Insert with on_conflict : erratic behaviour

Hi, I am confused. I need to update a lot of records, and am using the following procedure.

  1. select a batch (100_000 records) from the sessions table.
  2. insert the mac address into a seperate table.
  3. update the session with the id for this inserted record.

Because the mac addresses in the sessions table are not unique, i am using on_conflict, the insert looks like this:

{:ok, mac} =
          %MacAddress{}
          |> cast(
            %{
              mac: session.mac |> String.replace(":", "") |> Convertat.from_base(16),
              updated_at: session.created_at,
              inserted_at: session.created_at
            },
            [:mac, :updated_at, :inserted_at]
          )
          |> Repo.insert(on_conflict: [set: [updated_at: session.created_at]], returning: true)
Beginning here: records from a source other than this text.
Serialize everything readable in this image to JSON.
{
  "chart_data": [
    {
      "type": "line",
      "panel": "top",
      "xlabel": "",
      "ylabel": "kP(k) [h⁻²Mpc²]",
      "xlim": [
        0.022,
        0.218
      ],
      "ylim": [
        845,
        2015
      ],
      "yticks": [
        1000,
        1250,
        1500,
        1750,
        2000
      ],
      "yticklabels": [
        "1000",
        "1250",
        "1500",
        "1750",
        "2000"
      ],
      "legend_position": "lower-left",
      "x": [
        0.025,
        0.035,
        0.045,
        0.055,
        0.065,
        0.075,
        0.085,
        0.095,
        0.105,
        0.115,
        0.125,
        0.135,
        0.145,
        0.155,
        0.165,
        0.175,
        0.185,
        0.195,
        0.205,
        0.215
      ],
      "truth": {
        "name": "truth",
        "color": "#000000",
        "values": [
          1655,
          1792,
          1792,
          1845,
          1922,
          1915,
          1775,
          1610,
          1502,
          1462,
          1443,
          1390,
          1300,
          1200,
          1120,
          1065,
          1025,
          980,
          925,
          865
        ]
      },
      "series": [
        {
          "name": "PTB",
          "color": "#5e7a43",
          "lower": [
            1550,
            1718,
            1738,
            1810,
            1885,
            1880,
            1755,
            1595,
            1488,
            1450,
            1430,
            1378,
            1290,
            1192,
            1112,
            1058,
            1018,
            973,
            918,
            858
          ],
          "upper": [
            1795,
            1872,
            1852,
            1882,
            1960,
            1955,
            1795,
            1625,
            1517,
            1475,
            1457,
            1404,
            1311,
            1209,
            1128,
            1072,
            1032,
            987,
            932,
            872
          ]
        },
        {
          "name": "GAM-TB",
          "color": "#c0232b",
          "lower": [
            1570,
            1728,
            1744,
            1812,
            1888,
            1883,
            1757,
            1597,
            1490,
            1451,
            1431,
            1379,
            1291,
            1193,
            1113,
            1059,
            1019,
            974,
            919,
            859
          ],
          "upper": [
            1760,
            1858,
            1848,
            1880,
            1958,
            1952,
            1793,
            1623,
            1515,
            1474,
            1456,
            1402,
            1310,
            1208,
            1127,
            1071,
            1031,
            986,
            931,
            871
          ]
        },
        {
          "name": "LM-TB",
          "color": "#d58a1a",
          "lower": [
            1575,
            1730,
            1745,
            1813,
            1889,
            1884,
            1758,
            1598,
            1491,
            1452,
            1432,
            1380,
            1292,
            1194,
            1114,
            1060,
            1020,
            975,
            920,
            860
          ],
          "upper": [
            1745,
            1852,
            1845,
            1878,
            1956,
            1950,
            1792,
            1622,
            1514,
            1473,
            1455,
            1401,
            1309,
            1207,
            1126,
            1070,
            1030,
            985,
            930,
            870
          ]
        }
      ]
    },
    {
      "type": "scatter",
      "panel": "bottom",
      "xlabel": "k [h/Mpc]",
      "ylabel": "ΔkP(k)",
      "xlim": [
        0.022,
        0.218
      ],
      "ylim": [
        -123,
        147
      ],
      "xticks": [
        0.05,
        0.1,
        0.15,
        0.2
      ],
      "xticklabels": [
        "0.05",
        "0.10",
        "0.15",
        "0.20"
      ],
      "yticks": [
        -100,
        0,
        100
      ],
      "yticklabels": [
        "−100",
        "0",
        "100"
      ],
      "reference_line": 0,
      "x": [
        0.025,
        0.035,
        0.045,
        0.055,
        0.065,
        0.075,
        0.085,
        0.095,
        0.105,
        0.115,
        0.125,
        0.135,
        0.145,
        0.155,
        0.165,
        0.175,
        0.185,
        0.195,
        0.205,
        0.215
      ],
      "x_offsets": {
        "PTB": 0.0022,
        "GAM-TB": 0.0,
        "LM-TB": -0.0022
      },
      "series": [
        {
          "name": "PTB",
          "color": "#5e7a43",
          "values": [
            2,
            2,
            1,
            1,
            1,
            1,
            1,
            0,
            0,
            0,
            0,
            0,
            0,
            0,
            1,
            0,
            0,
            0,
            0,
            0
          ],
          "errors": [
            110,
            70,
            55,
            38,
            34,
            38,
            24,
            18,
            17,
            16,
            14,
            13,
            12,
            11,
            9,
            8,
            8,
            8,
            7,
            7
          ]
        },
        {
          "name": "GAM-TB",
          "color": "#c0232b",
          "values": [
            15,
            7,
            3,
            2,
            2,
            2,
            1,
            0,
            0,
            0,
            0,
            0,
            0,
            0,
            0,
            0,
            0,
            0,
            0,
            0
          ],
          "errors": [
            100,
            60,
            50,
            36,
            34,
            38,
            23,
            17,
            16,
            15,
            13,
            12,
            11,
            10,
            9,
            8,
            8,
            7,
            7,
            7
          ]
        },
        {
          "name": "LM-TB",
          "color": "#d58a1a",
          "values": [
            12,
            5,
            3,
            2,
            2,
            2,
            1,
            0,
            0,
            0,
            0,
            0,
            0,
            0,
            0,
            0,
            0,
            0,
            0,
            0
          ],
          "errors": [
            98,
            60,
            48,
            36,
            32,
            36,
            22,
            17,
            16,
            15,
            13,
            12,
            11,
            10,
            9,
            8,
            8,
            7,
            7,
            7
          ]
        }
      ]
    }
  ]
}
when I inspect the returned mac: it gives me this:

07:30:59.958 [debug] QUERY OK db=0.3ms
INSERT INTO `mac_addresses` (`inserted_at`,`mac`,`updated_at`) VALUES (?,?,?) ON DUPLICATE KEY UPDATE `updated_at` = ? [{{2013, 3, 27}, {12, 52, 37, 0}}, 101538539605959, {{2013, 3, 27}, {12, 52, 37, 0}}, {{2013, 3, 27}, {12, 52, 37, 0}}]
%Gwapi.Hotspot.MacAddress{
  __meta__: #Ecto.Schema.Metadata<:loaded, "mac_addresses">,
  id: nil,
  inserted_at: ~N[2013-03-27 13:08:33.000000],
  mac: 181221090047854,
  updated_at: ~N[2013-03-27 13:08:33.000000]
}

The id is nil!
But when I do the same in the console:

iex(gwapi@127.0.0.1)6> %MacAddress{} |> cast(%{mac: 92524711229635}, [:mac]) |> Gwapi.Repo.insert(on_conflict: [set: [updated_at: DateTime.utc_now()]], returning: [:id])
07:40:08.040 [debug] QUERY OK db=110.0ms
INSERT INTO `mac_addresses` (`mac`,`inserted_at`,`updated_at`) VALUES (?,?,?) ON DUPLICATE KEY UPDATE `updated_at` = ? [92524711229635, {{2018, 4, 21}, {7, 40, 7, 930341}}, {{2018, 4, 21}, {7, 40, 7, 930364}}, {{2018, 4, 21}, {7, 40, 7, 930280}}]
{:ok,
 %Gwapi.Hotspot.MacAddress{
   __meta__: #Ecto.Schema.Metadata<:loaded, "mac_addresses">,
   id: 1168299652,
   inserted_at: ~N[2018-04-21 07:40:07.930341],
   mac: 92524711229635,
   updated_at: ~N[2018-04-21 07:40:07.930364]
 }}

The mac.id has the id.
I am using docker, and both commands are executed in the same console session.
I am using Percona Mysql, phoenix_ecto (3.3.0), mariaex (0.8.4)
And it does not matter what I put in returning.

1 Like

Try setting read_after_writes: true for the id field in the schema

1 Like

I was under the impression that This is the default for the ìdˋ column. So I need to define the I’d column as an ˋautogeneratedˋ field? i’ll Give it a try, but it still doesn’t explain why it works if I do it manually.

I assume the ID is a primary key? If so, there is nothing to do/we can do. But basically, databases are highly inconsistent on what they return once there is a conflict. The docs for insert/insert_all explain more under the upsert/on_conflict section.

Yes, the ID is the primary key.

I was reading the issue on GH, so I was aware of the difficulty, the only thing I found strange was that it would return the id when running the command by hand.

But anyway, I rewrote the code avoiding the upsert completely. I am using an ETS table to cache the information and then use an insert with a unique_validation. Works like a charm.